The reason those conversions are dropping, he noted, is because merchants are suddenly declining a lot more of those transactions — because they feel they have to do so. Given the choice between letting a bad transaction through and accidentally blocking a good one, merchants will often opt for the latter, because fraud can end up costing them staggering amounts at best, and at worst can cause their merchant accounts to be shut down if they log too many chargebacks.

As the chargeback scourge has arisen, there’s been an increase in technological tools to combat it. Mastercard’s Ethoca offering, for example, was designed to clear up consumers’ confusion about items on their statements, such as unclear merchants’ names. In an interview with PYMNTS, Melissa Jankowski, head of debit and ATM services at FIS, noted that Ethoca fosters communication between merchants, issuers, acquirers and financial institutions (FIs) before and during the dispute process. That communication “allows us to take a look and to educate each other when we [have] transactions [that] look fishy based on consumer behavior,” she said. “And when we get to a point where there is potentially a chargeback or a dispute, we can communicate with one another before that chargeback is actually processed.”

Other technologies to prevent chargebacks include behavioral biometrics and additional layers of authentication. Verified by Visa, for example, can help boost fraud prevention efforts by determining, from an issuer’s perspective, whether cardholders’ activity is consistent with valid use. Leveraging advanced technologies like 3-D Secure and tokenization add more levels of protection amid the eCommerce boom.
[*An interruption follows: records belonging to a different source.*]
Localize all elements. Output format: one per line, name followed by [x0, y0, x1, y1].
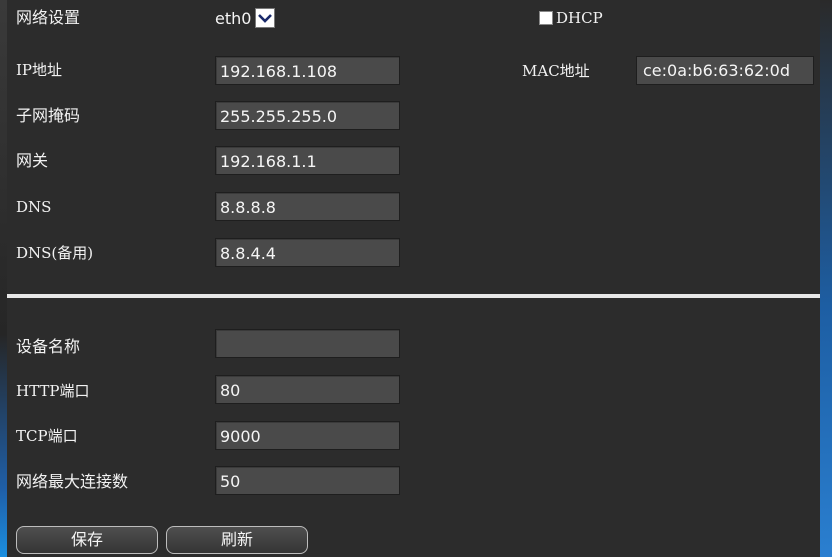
- dhcp-checkbox[interactable]: [539, 11, 553, 25]
- dhcp-toggle[interactable]: DHCP: [539, 9, 603, 27]
- desktop-edge-right: [820, 0, 832, 557]
- ip-address-label: IP地址: [16, 61, 63, 79]
- http-port-field[interactable]: 80: [215, 375, 400, 404]
- dns-alt-label: DNS(备用): [16, 244, 94, 262]
- max-connections-field[interactable]: 50: [215, 466, 400, 495]
- network-settings-panel: 网络设置 eth0 DHCP IP地址 192.168.1.108 MAC地址 …: [7, 0, 820, 557]
- mac-address-field[interactable]: ce:0a:b6:63:62:0d: [636, 56, 814, 85]
- tcp-port-label: TCP端口: [16, 427, 78, 445]
- subnet-mask-field[interactable]: 255.255.255.0: [215, 101, 400, 130]
- desktop-edge-left: [0, 0, 7, 557]
- device-name-label: 设备名称: [16, 337, 81, 356]
- section-divider: [7, 294, 820, 298]
- gateway-field[interactable]: 192.168.1.1: [215, 146, 400, 175]
- save-button[interactable]: 保存: [16, 526, 158, 554]
- dns-field[interactable]: 8.8.8.8: [215, 192, 400, 221]
- adapter-select[interactable]: eth0: [215, 6, 276, 30]
- adapter-select-value: eth0: [215, 8, 252, 28]
- chevron-down-icon[interactable]: [255, 8, 276, 28]
- dns-alt-field[interactable]: 8.8.4.4: [215, 238, 400, 267]
- http-port-label: HTTP端口: [16, 382, 90, 400]
- ip-address-field[interactable]: 192.168.1.108: [215, 56, 400, 85]
- tcp-port-field[interactable]: 9000: [215, 421, 400, 450]
- dns-label: DNS: [16, 198, 52, 216]
- adapter-label: 网络设置: [16, 8, 81, 27]
- mac-address-label: MAC地址: [522, 62, 590, 80]
- gateway-label: 网关: [16, 151, 49, 170]
- refresh-button[interactable]: 刷新: [166, 526, 308, 554]
- dhcp-label: DHCP: [556, 9, 603, 27]
- max-connections-label: 网络最大连接数: [16, 472, 129, 491]
- device-name-field[interactable]: [215, 329, 400, 358]
- subnet-mask-label: 子网掩码: [16, 106, 81, 125]
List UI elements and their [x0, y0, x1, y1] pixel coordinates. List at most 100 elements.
And then there are firms like Fast, which is working to take the fear of chargebacks off the table entirely with its new zero-fraud guarantee: Every merchant using Fast Checkout is 100 percent guarded against fraudulent chargebacks. The company says it will offer the service at no cost, as opposed to the 0.4 percent chargeback fee that other companies use.

According to the company’s blog, Fast’s product “is built into the platform to maximize purchase acceptance while also mitigating ongoing risk exposure. It even protects expedited orders, same-day shipping and in-store pickup, so protecting revenue does not interfere with delivery speed.”
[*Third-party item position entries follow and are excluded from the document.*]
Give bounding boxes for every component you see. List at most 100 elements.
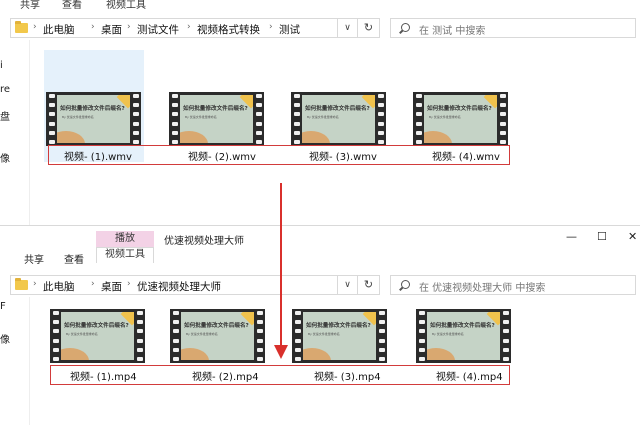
slide-blob-decoration (427, 348, 455, 360)
film-perforation (51, 311, 60, 361)
slide-title: 如何批量修改文件后缀名? (305, 106, 370, 112)
refresh-button[interactable]: ↻ (358, 18, 380, 38)
video-frame: 如何批量修改文件后缀名? By 优速文件批量重命名 (57, 95, 130, 143)
chevron-right-icon: › (33, 279, 37, 289)
search-input[interactable]: 在 优速视频处理大师 中搜索 (390, 275, 636, 295)
nav-item[interactable]: 盘 (0, 108, 10, 123)
video-thumbnail[interactable]: 如何批量修改文件后缀名? By 优速文件批量重命名 (413, 92, 508, 146)
nav-item[interactable]: i (0, 60, 3, 71)
video-thumbnail[interactable]: 如何批量修改文件后缀名? By 优速文件批量重命名 (46, 92, 141, 146)
slide-subtitle: By 优速文件批量重命名 (429, 115, 461, 119)
slide-blob-decoration (181, 348, 209, 360)
film-perforation (293, 311, 302, 361)
slide-subtitle: By 优速文件批量重命名 (308, 332, 340, 336)
navigation-pane: i re 盘 像 (0, 40, 30, 228)
video-thumbnail[interactable]: 如何批量修改文件后缀名? By 优速文件批量重命名 (169, 92, 264, 146)
navigation-pane: F 像 (0, 297, 30, 425)
menu-view[interactable]: 查看 (64, 251, 84, 266)
maximize-button[interactable]: ☐ (597, 230, 607, 243)
search-placeholder: 在 测试 中搜索 (419, 26, 486, 37)
minimize-button[interactable]: — (566, 230, 577, 243)
slide-title: 如何批量修改文件后缀名? (427, 106, 492, 112)
file-name[interactable]: 视频- (1).wmv (64, 148, 132, 163)
slide-subtitle: By 优速文件批量重命名 (66, 332, 98, 336)
chevron-right-icon: › (269, 22, 273, 32)
refresh-button[interactable]: ↻ (358, 275, 380, 295)
breadcrumb-item[interactable]: 测试文件 (137, 22, 179, 37)
file-name[interactable]: 视频- (1).mp4 (70, 368, 137, 383)
window-title: 优速视频处理大师 (164, 236, 244, 247)
close-button[interactable]: ✕ (628, 230, 637, 243)
film-perforation (131, 94, 140, 144)
file-name[interactable]: 视频- (4).mp4 (436, 368, 503, 383)
slide-subtitle: By 优速文件批量重命名 (186, 332, 218, 336)
video-frame: 如何批量修改文件后缀名? By 优速文件批量重命名 (303, 312, 376, 360)
nav-item[interactable]: F (0, 301, 6, 312)
breadcrumb-item[interactable]: 视频格式转换 (197, 22, 260, 37)
chevron-right-icon: › (187, 22, 191, 32)
slide-blob-decoration (303, 348, 331, 360)
film-perforation (377, 311, 386, 361)
address-dropdown-button[interactable]: ∨ (338, 18, 358, 38)
folder-icon (15, 278, 28, 290)
file-name[interactable]: 视频- (2).mp4 (192, 368, 259, 383)
slide-blob-decoration (57, 131, 85, 143)
nav-item[interactable]: re (0, 84, 10, 95)
address-row: › 此电脑 › 桌面 › 测试文件 › 视频格式转换 › 测试 ∨ ↻ 在 测试… (0, 14, 640, 40)
folder-icon (15, 21, 28, 33)
video-frame: 如何批量修改文件后缀名? By 优速文件批量重命名 (181, 312, 254, 360)
ribbon-view[interactable]: 查看 (62, 0, 82, 11)
slide-subtitle: By 优速文件批量重命名 (432, 332, 464, 336)
video-thumbnail[interactable]: 如何批量修改文件后缀名? By 优速文件批量重命名 (170, 309, 265, 363)
film-perforation (171, 311, 180, 361)
film-perforation (170, 94, 179, 144)
video-thumbnail[interactable]: 如何批量修改文件后缀名? By 优速文件批量重命名 (416, 309, 511, 363)
video-thumbnail[interactable]: 如何批量修改文件后缀名? By 优速文件批量重命名 (50, 309, 145, 363)
search-input[interactable]: 在 测试 中搜索 (390, 18, 636, 38)
file-name[interactable]: 视频- (3).mp4 (314, 368, 381, 383)
nav-item[interactable]: 像 (0, 331, 10, 346)
breadcrumb-item[interactable]: 优速视频处理大师 (137, 279, 221, 294)
video-frame: 如何批量修改文件后缀名? By 优速文件批量重命名 (302, 95, 375, 143)
ribbon-share[interactable]: 共享 (20, 0, 40, 11)
breadcrumb-item[interactable]: 此电脑 (43, 279, 75, 294)
film-perforation (376, 94, 385, 144)
menu-share[interactable]: 共享 (24, 251, 44, 266)
video-frame: 如何批量修改文件后缀名? By 优速文件批量重命名 (427, 312, 500, 360)
film-perforation (417, 311, 426, 361)
arrow-down-icon (274, 345, 288, 359)
chevron-right-icon: › (127, 22, 131, 32)
address-bar[interactable]: › 此电脑 › 桌面 › 测试文件 › 视频格式转换 › 测试 (10, 18, 338, 38)
nav-item[interactable]: 像 (0, 150, 10, 165)
chevron-right-icon: › (127, 279, 131, 289)
slide-title: 如何批量修改文件后缀名? (60, 106, 125, 112)
address-bar[interactable]: › 此电脑 › 桌面 › 优速视频处理大师 (10, 275, 338, 295)
breadcrumb-item[interactable]: 桌面 (101, 22, 122, 37)
slide-blob-decoration (302, 131, 330, 143)
address-row: › 此电脑 › 桌面 › 优速视频处理大师 ∨ ↻ 在 优速视频处理大师 中搜索 (0, 271, 640, 297)
slide-blob-decoration (61, 348, 89, 360)
video-thumbnail[interactable]: 如何批量修改文件后缀名? By 优速文件批量重命名 (291, 92, 386, 146)
annotation-arrow-line (280, 183, 282, 349)
slide-title: 如何批量修改文件后缀名? (430, 323, 495, 329)
video-frame: 如何批量修改文件后缀名? By 优速文件批量重命名 (424, 95, 497, 143)
film-perforation (135, 311, 144, 361)
file-name[interactable]: 视频- (3).wmv (309, 148, 377, 163)
tab-video-tools[interactable]: 视频工具 (96, 247, 154, 263)
file-name[interactable]: 视频- (4).wmv (432, 148, 500, 163)
chevron-right-icon: › (91, 22, 95, 32)
ribbon-video-tools[interactable]: 视频工具 (106, 0, 146, 11)
chevron-right-icon: › (33, 22, 37, 32)
film-perforation (47, 94, 56, 144)
search-placeholder: 在 优速视频处理大师 中搜索 (419, 283, 546, 294)
breadcrumb-item[interactable]: 此电脑 (43, 22, 75, 37)
slide-subtitle: By 优速文件批量重命名 (62, 115, 94, 119)
tab-play[interactable]: 播放 (96, 231, 154, 247)
breadcrumb-item[interactable]: 测试 (279, 22, 300, 37)
search-icon (401, 23, 410, 32)
video-thumbnail[interactable]: 如何批量修改文件后缀名? By 优速文件批量重命名 (292, 309, 387, 363)
file-name[interactable]: 视频- (2).wmv (188, 148, 256, 163)
address-dropdown-button[interactable]: ∨ (338, 275, 358, 295)
slide-subtitle: By 优速文件批量重命名 (185, 115, 217, 119)
breadcrumb-item[interactable]: 桌面 (101, 279, 122, 294)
“After many years in the payments and risk space, I spend an inordinate amount of time thinking about how to improve the buying and selling experience, while reducing fraud,” the blog says. “So I want to share some of my thinking behind this big decision by Fast to include Zero Fraud in our core offering. We never want the risk of fraud (or the burden of chargebacks) to hinder Fast merchants from selling their products.”
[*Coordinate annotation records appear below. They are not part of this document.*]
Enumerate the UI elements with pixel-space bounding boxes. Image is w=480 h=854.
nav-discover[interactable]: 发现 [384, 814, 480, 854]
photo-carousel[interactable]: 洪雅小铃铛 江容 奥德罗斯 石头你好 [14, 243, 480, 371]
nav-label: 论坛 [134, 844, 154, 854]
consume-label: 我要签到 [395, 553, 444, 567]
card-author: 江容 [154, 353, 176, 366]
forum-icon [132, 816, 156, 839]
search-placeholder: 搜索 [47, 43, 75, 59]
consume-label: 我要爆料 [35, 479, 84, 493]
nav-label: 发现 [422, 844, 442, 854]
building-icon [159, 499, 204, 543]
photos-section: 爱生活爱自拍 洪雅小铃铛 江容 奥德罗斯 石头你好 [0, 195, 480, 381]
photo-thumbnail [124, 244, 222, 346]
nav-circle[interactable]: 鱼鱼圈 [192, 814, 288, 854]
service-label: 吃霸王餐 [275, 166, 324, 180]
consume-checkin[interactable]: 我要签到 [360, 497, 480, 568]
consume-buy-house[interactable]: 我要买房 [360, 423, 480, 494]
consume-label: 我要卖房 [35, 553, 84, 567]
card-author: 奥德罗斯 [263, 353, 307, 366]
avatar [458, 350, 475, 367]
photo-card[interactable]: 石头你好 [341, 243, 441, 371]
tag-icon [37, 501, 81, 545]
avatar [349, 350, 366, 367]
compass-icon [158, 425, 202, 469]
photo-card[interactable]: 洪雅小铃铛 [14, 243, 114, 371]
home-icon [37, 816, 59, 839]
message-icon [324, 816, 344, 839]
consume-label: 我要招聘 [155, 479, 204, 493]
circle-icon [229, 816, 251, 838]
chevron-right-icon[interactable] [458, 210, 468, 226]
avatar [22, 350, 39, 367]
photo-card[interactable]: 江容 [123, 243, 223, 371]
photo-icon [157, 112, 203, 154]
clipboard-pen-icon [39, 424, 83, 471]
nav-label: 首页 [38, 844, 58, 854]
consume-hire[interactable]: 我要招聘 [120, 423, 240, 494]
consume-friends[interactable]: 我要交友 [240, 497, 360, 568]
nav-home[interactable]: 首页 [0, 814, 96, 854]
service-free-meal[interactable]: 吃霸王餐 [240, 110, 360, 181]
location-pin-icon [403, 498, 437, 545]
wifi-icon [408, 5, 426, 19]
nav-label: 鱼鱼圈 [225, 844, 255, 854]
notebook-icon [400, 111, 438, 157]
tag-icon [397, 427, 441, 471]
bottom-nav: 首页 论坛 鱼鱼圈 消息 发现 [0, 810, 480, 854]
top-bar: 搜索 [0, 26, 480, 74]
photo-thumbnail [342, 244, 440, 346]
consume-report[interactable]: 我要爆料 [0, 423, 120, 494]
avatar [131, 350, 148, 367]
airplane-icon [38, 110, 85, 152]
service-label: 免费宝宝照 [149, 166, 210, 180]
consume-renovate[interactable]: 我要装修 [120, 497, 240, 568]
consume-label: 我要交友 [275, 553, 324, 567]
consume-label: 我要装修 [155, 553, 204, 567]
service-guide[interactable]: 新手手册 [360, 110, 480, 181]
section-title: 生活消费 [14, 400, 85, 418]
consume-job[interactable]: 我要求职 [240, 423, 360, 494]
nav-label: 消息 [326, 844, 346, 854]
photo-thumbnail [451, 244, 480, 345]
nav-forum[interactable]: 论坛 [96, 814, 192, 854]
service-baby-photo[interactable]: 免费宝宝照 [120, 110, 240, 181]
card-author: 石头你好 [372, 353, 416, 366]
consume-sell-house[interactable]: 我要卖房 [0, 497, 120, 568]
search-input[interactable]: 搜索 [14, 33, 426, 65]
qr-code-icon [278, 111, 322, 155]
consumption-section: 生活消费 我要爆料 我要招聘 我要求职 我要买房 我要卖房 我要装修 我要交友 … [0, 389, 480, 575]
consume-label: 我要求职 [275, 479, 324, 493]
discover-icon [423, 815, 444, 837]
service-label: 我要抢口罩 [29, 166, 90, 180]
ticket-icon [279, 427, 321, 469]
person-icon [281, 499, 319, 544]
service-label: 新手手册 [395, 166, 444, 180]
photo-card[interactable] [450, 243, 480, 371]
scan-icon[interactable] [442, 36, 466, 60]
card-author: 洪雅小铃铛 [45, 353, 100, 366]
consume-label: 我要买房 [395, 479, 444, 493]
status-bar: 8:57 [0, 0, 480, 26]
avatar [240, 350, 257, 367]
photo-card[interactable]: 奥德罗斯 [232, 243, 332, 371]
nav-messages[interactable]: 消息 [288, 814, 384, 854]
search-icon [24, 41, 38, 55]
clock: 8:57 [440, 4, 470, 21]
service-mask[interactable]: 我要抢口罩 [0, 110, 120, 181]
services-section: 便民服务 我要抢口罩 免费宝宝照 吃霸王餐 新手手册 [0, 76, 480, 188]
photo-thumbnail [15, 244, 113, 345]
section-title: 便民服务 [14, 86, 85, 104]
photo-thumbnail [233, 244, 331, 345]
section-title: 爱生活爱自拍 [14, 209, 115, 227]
As for merchants themselves, recent PYMNTS data indicates that among other things, faster settlement processes have the potential to draw down the fraud risks associated with eCommerce, including chargebacks. The leading benefits cited by small businesses that have used rapid settlement solutions over the previous 12 months are convenience (42.8 percent), speed (42.5 percent) and ease of use (39.5 percent).

However, the benefits go even deeper within the small business sector. Such businesses are unlikely to have dedicated IT teams, which means they likely place a premium on speed and functionality when adopting new payment solutions. At least one-quarter of firms that have used such services believe they helped to better manage cash flows (32.4 percent), improved operational efficiencies (27.4 percent) and reduced fraud risks (23.7 percent). Taken together, these benefits have the potential to boost businesses’ bottom lines.

And it’s a problem that needs solving, arguably yesterday. Because the digital shift has happened, and merchants are never going to be able to return to a world where they could avoid this problem by being mostly physical and eschewing digital transactions. According to recent PYMNTS data, 64 percent of millennial consumers have paid via digital wallets in the last three months, 60 percent of consumers said they prefer merchants that offer digital payment options and 19 percent of consumers named card on file as their preferred payment method.

The digital payments wave will continue growing, which means the fraudsters will keep on coming — and merchants will need ever-better ways to shut down mounting chargebacks.